The common bluetail damselfly Ischnura elegans exhibits a female-limited colour polymorphism (Fig 1): one androchrome (male mimicking) morph and two gynochrome morphs (infuscans and infuscans obsoleta). The reason for emergence of this trimorphic state are thought to be high fitness costs stemming from male mating harassment: androchrome females are less sensitive to male mating attempts than infuscans or infuscans-obsoleta females. Consequently, the morphs differ in terms of how their fecundity is affected by morphology, number of matings, and the degree of male mating harassment.

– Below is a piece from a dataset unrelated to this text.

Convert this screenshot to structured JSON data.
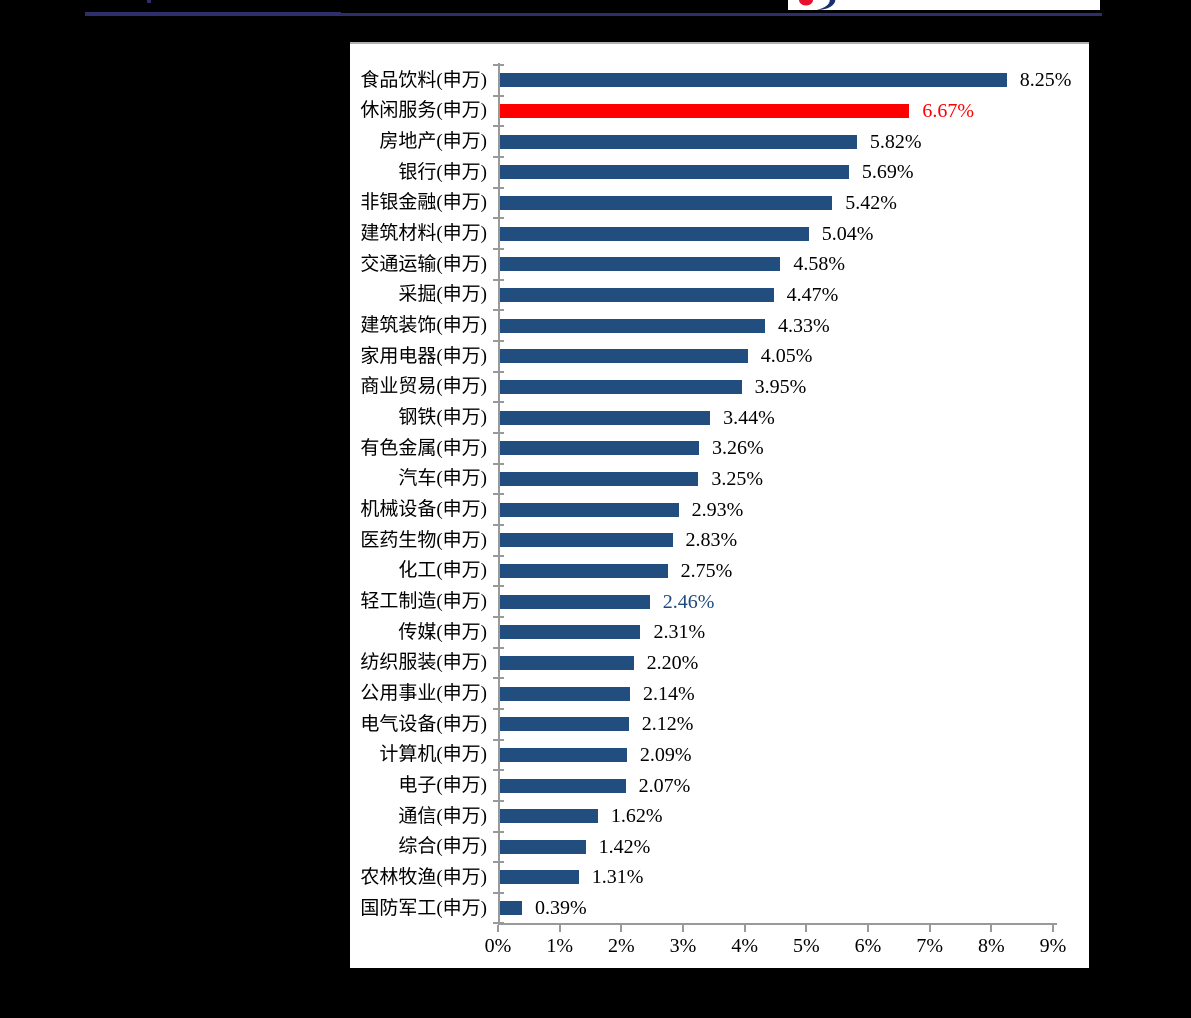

Androchromatism (i.e., male mimicry) can thus reduce the fitness costs of male mating harassment. This should be a frequency dependent mechanism, as, the more common a female morph, males will form a search pattern. However, while the frequency of androchrome morphs is around 30% in southern Europe, most populations around Lund are dominated by the androchrome morph (typically up to 60-80% - Gosden et al. 2011, Svensson et al. 2020). This contradicts the theory by which female androchrome morphs should experience negative frequency dependent selection, because the efficacy of male mimicry might break down when the mimicking morphs become too common.
One explanation for the high frequency of the male mimicking female morph is that the benefits of female polymorphism may be frequency dependent, but the costs are frequency independent. For example, at high latitudes, the morphs do not only differ in their abdominal colouration, but also in their cold tolerance (Svensson et al. 2020). These findings highlight the need for more comprehensive phenotypic investigations of the I. elegans polymorphism that go beyond the quantification of colour, specifically, extensive morphological and behavioral analyses.
I am currently conducting a comprehensive analysis of morphology in an existing large image dataset of different Swedish I. elegans populations to test whether the three female morphs express morph-specific sets of covarying traits, which are under correlational selection. I am using a suite of simple segmentation algorithms to extract continuous morphological information from existing data (scanned images) that have been collected by the Svensson lab (15 000 images).
I am investigating morphological signatures that may point towards additional benefits that accrue by androchromatism. I am using a combination of signal processing and deep learning to extract continuous morphological information.
Gosden, T. P., R. Stoks, and E. I. Svensson (2011). Range limits, large-scale biogeographic variation, and localized evolutionary dynamics in a polymorphic damselfly. Biological journal of the Linnean Society. Linnean Society of London 102:775–785
Le Rouzic, A., T. F. Hansen, T. P. Gosden, and E. I. Svensson (2015). Evolutionary time-series analysis reveals the signature of frequency-dependent selection on a female mating polymorphism. The American naturalist 185:E182–96
Lürig, M.D. (2022). phenopype : A phenotyping pipeline for Python. Methods in Ecology and Evolution / British Ecological Society, 13(3), 569–576.
Svensson, E. I., B. Willink, M. C. Duryea, and L. T. Lancaster (2020). Temperature drives pre-reproductive selection and shapes the biogeography of a female polymorphism. Ecology letters 23:149–159.